The invention relates to a clamp coupling for connecting two structural components.

Clamp couplings as such are known, and are used to fix one structural component to another. By clamping the components together in a first direction, friction prevents the components from moving in any other direction with respect to each other, thereby fixing the components together.

In some challenging applications it is necessary to protect the structural components, especially if they are metal components such as steel, from the elements. Different protection techniques exist, one of which is applying a coating. One particular coating technique is powder coating, in which a dry powder is permanently adhered to the component using a curing process involving e.g. heat or UV-radiation. Compared to other coating techniques, powder coating is superior in that powder coated components are generally less susceptible to temperature changes. Additionally, powder coated components can have advantageous structural properties. As such, powder coated components find application in challenging applications, such as construction of steel structures, such as wind turbine masts.

Regardless, some problems arise when using powder coated components in such applications, in particular when the coated components are clamped together to form a structure. It has been found the powder coating reduces the frictional effects of the clamp coupling. The resulting structural rigidity of the clamp coupling has been found insufficient for some applications. Accordingly, a need exists to better couple powder coated components.

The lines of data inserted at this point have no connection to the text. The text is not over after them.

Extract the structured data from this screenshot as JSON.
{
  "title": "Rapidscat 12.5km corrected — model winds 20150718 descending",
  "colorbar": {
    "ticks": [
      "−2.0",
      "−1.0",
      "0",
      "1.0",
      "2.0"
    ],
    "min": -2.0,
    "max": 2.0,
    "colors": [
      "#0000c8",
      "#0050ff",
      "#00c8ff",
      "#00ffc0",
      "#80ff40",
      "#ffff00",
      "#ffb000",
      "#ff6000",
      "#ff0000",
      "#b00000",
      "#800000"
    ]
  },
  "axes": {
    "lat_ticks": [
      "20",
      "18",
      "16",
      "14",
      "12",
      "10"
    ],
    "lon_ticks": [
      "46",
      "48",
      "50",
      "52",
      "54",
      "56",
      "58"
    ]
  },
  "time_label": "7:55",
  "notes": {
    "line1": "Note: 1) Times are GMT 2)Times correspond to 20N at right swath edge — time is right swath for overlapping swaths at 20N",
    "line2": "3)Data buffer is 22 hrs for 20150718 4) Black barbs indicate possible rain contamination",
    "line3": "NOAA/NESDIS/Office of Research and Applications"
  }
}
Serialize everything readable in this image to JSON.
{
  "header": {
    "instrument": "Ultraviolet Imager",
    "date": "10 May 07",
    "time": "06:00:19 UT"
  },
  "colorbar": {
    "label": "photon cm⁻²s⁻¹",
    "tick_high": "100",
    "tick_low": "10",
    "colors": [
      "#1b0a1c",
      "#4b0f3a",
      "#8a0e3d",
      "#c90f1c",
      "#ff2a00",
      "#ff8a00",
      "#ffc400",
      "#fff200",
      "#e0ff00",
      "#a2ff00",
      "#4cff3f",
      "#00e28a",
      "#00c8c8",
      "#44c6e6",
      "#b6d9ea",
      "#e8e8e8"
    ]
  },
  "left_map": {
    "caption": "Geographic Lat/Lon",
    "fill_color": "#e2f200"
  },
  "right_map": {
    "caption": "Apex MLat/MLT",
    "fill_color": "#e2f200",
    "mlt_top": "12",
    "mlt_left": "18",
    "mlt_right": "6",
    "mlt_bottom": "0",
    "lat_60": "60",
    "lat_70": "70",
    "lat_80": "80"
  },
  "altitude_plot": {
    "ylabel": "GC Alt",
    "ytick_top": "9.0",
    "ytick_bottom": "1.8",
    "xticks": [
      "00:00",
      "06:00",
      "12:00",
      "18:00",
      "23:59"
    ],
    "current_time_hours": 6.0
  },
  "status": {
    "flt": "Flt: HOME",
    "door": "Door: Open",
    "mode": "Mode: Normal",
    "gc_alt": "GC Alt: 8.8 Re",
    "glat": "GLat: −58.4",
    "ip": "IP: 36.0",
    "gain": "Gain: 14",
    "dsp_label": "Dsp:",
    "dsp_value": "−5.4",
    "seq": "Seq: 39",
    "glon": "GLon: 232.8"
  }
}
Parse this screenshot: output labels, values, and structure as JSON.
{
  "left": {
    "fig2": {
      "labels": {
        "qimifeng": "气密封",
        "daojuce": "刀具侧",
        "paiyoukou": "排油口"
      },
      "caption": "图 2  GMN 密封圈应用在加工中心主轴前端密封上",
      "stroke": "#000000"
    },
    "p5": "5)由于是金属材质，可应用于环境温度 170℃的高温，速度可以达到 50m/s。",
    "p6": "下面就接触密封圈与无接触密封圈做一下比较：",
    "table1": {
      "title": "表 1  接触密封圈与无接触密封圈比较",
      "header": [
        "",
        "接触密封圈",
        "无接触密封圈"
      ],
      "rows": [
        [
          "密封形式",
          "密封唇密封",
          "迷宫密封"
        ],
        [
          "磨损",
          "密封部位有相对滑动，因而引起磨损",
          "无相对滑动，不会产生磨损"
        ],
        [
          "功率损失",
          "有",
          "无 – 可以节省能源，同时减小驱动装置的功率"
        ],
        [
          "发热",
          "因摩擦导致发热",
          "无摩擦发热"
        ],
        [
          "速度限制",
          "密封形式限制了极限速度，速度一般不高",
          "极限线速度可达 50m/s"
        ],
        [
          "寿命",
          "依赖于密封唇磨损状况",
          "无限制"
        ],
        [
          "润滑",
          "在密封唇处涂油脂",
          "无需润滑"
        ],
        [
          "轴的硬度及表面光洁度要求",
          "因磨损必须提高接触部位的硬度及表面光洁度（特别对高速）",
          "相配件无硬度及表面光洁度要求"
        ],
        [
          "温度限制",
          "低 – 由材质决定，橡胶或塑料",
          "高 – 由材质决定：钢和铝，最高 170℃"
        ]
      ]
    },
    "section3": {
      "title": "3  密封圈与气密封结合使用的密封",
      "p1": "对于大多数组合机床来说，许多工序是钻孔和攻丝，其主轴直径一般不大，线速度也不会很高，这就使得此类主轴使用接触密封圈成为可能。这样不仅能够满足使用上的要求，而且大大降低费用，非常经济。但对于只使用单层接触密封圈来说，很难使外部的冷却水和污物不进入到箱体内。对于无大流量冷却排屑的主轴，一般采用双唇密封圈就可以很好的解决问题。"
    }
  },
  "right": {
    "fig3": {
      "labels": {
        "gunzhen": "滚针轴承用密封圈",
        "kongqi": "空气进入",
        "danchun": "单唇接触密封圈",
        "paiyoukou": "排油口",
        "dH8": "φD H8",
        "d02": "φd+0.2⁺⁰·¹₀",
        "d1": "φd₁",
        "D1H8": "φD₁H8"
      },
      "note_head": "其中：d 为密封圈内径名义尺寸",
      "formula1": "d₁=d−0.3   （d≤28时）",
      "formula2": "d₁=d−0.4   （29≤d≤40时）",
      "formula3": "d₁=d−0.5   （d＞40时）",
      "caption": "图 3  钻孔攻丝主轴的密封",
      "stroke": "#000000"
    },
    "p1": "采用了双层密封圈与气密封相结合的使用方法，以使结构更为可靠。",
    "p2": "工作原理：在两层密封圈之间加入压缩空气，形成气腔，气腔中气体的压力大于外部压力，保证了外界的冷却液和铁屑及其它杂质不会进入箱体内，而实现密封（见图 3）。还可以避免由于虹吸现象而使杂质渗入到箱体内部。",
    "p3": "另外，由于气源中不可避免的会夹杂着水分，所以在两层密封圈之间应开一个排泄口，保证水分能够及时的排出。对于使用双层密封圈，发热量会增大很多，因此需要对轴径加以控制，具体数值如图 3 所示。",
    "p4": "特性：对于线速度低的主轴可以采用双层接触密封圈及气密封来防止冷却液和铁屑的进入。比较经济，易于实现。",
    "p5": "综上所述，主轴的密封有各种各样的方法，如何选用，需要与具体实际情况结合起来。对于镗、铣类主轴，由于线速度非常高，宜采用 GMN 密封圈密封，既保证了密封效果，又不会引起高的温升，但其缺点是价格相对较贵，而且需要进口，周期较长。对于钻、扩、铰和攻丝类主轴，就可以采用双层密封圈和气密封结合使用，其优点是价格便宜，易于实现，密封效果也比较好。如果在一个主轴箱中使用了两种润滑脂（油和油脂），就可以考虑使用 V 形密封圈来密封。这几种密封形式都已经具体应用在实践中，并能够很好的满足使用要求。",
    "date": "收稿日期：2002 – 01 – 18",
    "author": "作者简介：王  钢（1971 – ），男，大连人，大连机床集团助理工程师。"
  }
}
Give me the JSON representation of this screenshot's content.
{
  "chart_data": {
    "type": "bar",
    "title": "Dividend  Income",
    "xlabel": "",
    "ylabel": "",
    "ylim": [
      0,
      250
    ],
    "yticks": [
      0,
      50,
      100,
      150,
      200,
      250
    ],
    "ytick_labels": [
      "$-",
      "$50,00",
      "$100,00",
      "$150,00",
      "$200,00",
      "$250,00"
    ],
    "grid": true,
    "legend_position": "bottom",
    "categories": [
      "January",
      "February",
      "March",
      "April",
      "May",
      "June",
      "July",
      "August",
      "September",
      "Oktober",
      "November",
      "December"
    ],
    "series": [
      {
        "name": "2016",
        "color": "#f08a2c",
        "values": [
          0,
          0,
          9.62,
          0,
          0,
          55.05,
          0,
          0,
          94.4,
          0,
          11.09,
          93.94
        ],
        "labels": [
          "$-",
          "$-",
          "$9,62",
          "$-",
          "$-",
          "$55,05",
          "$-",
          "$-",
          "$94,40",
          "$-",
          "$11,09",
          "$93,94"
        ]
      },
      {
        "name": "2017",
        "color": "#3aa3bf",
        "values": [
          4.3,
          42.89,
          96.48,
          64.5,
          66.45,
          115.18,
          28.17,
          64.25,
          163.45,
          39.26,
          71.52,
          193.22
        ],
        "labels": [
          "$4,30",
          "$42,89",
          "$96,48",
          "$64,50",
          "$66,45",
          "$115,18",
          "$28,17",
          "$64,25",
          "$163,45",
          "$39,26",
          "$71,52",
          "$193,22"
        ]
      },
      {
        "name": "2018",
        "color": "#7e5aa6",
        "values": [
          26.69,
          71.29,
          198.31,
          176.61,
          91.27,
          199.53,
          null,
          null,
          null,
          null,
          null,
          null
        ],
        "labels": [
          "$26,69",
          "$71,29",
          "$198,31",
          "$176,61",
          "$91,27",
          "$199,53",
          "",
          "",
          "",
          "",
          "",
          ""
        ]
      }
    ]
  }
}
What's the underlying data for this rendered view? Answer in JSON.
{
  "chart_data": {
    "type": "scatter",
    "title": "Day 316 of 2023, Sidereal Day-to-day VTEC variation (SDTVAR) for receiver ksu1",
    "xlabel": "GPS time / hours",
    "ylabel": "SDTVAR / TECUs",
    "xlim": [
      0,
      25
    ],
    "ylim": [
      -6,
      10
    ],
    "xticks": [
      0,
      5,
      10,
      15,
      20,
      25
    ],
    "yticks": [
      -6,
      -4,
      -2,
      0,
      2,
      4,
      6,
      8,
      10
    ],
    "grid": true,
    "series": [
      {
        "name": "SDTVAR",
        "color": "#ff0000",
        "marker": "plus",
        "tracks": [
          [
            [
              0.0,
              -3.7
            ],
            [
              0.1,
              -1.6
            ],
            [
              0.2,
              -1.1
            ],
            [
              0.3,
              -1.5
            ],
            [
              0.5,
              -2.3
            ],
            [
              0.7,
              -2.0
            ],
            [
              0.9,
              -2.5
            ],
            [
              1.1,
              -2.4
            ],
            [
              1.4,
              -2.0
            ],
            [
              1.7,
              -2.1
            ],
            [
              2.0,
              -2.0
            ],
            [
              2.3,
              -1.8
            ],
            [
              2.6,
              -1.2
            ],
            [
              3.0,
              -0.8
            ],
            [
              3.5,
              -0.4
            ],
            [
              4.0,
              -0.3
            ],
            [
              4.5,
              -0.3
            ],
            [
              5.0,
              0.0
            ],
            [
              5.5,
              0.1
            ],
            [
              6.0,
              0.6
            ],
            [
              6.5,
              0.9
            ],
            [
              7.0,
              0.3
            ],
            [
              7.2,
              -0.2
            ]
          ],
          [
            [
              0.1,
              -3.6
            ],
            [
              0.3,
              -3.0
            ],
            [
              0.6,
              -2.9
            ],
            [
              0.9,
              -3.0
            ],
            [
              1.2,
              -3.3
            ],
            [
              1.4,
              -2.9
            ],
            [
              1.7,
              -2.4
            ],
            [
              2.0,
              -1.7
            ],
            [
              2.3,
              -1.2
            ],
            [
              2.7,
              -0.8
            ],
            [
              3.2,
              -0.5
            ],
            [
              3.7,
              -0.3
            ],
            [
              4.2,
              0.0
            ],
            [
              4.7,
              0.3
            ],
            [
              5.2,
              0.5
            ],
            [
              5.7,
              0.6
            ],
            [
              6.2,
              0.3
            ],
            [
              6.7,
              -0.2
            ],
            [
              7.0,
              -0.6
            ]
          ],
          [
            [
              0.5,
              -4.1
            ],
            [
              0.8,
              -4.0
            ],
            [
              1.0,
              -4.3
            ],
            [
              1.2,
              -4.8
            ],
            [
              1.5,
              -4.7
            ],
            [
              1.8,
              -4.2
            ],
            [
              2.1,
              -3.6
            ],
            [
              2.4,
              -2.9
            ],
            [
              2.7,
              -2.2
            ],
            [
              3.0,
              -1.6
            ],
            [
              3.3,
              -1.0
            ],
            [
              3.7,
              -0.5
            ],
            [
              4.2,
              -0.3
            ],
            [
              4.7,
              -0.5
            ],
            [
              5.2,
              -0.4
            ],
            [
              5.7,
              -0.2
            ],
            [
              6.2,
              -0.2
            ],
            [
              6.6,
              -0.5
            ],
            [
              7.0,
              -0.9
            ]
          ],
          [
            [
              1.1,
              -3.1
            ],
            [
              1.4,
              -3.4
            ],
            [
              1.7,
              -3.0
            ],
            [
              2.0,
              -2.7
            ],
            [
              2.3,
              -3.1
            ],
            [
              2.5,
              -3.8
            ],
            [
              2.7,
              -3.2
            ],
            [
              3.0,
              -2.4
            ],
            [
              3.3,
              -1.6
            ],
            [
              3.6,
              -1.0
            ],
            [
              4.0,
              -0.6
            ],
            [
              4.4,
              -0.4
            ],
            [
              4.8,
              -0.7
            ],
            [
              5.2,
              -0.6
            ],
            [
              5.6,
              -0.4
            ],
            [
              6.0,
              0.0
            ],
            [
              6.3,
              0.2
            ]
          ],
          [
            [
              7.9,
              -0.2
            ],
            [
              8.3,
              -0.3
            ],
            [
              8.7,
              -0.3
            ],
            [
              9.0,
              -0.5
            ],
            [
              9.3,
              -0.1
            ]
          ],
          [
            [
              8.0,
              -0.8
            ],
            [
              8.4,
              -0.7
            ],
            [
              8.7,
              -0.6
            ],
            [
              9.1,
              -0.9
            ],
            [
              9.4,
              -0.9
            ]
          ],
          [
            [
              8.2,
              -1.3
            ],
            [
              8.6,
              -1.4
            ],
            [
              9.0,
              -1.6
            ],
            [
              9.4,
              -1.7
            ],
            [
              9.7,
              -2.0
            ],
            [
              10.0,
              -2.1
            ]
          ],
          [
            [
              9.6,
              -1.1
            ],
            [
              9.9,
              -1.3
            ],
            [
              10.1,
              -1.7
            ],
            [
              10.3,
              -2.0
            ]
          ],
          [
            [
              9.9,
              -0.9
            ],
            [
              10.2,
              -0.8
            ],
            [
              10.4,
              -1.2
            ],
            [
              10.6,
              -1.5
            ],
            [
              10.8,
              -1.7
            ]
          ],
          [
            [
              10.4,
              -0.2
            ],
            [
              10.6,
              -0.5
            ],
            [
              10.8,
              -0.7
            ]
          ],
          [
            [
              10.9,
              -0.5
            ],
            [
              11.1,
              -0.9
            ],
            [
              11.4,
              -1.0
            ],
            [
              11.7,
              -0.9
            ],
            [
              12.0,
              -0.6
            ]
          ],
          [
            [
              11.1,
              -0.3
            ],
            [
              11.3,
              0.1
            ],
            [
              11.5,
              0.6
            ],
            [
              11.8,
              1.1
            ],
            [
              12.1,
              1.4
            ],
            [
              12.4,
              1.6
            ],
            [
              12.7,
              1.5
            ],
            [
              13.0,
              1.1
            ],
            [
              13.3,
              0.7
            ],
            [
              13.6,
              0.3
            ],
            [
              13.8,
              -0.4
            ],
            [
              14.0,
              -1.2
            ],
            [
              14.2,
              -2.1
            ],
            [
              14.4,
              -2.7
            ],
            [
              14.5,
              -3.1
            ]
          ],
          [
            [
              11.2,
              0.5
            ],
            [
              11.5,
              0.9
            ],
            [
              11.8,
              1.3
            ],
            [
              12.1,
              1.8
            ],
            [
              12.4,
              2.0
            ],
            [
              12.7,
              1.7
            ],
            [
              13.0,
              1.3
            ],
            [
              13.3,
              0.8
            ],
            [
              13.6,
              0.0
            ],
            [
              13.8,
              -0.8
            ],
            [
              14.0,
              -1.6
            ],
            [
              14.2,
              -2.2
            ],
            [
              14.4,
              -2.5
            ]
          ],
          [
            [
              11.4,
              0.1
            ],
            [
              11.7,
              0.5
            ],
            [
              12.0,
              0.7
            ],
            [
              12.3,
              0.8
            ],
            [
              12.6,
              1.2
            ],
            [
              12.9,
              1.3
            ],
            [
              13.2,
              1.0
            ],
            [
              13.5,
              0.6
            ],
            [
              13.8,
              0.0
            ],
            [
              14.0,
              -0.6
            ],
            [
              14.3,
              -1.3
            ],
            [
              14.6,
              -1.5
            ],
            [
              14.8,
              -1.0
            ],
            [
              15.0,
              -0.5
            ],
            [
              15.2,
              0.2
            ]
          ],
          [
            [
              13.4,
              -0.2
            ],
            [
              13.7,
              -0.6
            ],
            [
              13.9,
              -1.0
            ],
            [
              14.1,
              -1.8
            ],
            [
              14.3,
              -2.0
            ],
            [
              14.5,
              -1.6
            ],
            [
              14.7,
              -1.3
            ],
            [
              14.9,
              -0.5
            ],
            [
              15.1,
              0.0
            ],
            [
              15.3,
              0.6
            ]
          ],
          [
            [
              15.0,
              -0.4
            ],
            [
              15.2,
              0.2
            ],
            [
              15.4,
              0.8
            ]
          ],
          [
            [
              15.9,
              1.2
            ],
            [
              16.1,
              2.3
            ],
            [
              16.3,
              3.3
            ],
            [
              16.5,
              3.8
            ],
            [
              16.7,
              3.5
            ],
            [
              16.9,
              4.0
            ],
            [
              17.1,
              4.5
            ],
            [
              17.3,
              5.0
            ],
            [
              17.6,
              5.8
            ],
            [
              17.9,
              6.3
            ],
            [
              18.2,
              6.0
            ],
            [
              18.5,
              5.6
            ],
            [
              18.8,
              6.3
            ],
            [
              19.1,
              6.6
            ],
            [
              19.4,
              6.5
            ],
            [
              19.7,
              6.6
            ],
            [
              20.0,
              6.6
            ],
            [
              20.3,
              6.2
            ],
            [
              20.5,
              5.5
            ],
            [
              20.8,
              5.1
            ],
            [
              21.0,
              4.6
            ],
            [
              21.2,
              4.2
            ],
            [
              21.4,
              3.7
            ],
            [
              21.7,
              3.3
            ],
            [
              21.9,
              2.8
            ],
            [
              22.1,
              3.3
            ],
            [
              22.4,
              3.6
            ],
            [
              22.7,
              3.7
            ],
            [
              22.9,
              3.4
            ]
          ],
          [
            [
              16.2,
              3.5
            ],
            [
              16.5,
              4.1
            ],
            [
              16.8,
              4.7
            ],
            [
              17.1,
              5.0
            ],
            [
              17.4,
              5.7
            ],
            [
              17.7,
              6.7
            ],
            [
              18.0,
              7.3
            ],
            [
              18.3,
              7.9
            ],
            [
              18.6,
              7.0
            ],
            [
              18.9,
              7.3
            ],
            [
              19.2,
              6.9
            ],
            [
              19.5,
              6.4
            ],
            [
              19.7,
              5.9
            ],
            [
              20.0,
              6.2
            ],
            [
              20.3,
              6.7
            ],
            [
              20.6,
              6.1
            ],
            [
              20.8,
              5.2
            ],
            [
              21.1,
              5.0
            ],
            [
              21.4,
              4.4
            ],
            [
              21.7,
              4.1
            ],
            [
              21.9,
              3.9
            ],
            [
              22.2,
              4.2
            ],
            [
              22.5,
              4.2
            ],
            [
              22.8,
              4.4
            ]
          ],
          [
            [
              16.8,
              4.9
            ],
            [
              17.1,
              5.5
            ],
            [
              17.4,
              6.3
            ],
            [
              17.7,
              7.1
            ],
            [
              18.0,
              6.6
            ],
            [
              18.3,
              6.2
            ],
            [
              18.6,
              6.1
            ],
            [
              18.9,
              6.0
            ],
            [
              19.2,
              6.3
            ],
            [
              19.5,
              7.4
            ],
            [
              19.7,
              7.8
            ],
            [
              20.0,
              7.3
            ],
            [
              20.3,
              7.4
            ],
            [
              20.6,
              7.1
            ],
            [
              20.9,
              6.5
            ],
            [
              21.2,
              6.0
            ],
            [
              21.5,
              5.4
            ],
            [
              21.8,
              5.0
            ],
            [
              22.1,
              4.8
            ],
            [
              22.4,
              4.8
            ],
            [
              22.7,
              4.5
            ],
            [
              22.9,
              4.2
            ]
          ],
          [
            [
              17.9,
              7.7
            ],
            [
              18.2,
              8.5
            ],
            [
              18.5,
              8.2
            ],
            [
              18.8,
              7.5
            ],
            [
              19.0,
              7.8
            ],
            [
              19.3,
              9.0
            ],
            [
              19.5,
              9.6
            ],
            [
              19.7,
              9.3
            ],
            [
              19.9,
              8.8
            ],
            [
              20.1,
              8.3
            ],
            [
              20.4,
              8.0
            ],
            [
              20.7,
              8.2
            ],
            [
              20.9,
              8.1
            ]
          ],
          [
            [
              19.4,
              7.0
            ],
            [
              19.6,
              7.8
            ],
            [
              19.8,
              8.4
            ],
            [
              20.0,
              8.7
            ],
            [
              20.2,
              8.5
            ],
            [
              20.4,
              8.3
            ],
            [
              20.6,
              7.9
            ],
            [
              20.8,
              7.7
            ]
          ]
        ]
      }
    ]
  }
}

The current invention addresses this issue by providing a clamp coupling for connecting two structural components, comprising a first structural component and a second structural component connected to the first structural component, wherein a first surface of the first structural component or a second surface of the second structural component located at an interface between the first structural component and the second structural component is provided with a powder coating layer, wherein a layer of solid particles of a substantially chemically inert material is provided at the interface, wherein the first structural component and the second structural component are clamped together, thereby clamping the layer of solid particles in between them.

It has been found the layer of solid particles at least partially counteracts the detrimental effects of the powder coating with regards to the structural characteristics of the coupling. In particular, including the layer of solid particles may aid in preserving or even increasing the frictional forces between the two clamped components. The invention is based in part on that when a powdered component is clamped, a thin waxy layer may form along the surface of the clamped, powder coated component. The solid particles may bridge the waxy layer by providing a more direct contact between the components. Accordingly, the detrimental effects of the waxy layer, which could detriment the structural properties of the coupling, are reduced or avoided using the solid particles.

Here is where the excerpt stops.